Rare blood donor needed.

BACKGROUND: Here, we describe a 14-year-old male with leukocyte adhesion deficiency type 2 who was transferred to a university hospital with anemia (hemoglobin 6 g/dL) and multiple singular abscesses refractory to antimicrobials. CASE REPORT: As leukocyte adhesion deficiency type 2 is associated with Bombay phenotype, the patient's red blood cells (RBCs) were tested with commercial anti-H lectin Ulex europaeus. An allogeneic adsorption with phenotype-matched cells was performed. RBCs negative for H antigen (Oh ) were tested with patient's plasma. The American Rare Donor Program was contacted to find granulocyte donors. The patient was Bombay phenotype (Oh ). All major clinically significant alloantibodies were excluded testing Oh cells and allogeneic adsorbed plasma. Two Bombay RBC units and five doses of granulocytes were requested from the blood center. Two frozen Bombay RBC units were obtained through another blood center. The American Rare Donor Program found one eligible granulocyte donor who lived 4 hours by car from the collection center. Because of this concern and other major logistic challenges, the blood center considered other options. These methods included gravity sedimentation and a cell separation system to isolate the RBCs from granulocytes.
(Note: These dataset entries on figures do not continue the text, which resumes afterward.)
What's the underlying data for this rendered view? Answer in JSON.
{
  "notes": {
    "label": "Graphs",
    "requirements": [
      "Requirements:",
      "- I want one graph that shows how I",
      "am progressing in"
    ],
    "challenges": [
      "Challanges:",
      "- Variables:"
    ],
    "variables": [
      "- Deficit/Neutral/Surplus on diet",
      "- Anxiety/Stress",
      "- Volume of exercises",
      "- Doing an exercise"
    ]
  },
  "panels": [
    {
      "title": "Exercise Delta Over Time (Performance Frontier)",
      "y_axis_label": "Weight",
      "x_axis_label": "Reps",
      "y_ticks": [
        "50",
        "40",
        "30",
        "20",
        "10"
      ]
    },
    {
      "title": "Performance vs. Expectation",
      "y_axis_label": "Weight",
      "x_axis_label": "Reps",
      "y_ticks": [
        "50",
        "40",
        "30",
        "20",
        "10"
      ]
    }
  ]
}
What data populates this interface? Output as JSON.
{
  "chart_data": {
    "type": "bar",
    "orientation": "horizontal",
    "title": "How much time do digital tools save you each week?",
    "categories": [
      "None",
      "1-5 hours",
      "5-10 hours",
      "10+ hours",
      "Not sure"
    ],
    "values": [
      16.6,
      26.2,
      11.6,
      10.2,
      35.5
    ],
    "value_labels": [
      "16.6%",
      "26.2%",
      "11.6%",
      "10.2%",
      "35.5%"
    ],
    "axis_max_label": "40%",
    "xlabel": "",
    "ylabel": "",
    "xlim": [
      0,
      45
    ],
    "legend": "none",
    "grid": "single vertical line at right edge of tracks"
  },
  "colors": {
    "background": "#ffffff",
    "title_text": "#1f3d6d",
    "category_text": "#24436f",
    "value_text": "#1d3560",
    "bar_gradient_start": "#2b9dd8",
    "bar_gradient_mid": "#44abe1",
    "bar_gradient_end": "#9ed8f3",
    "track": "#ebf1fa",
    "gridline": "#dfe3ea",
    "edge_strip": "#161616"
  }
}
Unfortunately, neither one could be implemented. Auspiciously, the patient's condition improved and granulocytes were no longer needed. CONCLUSION: To avoid the challenge of finding compatible granulocyte donors for patients with rare blood types and clinically significant antibodies, our blood center considered validating and implementing gravity separation to remove the incompatible RBCs from granulocyte collections.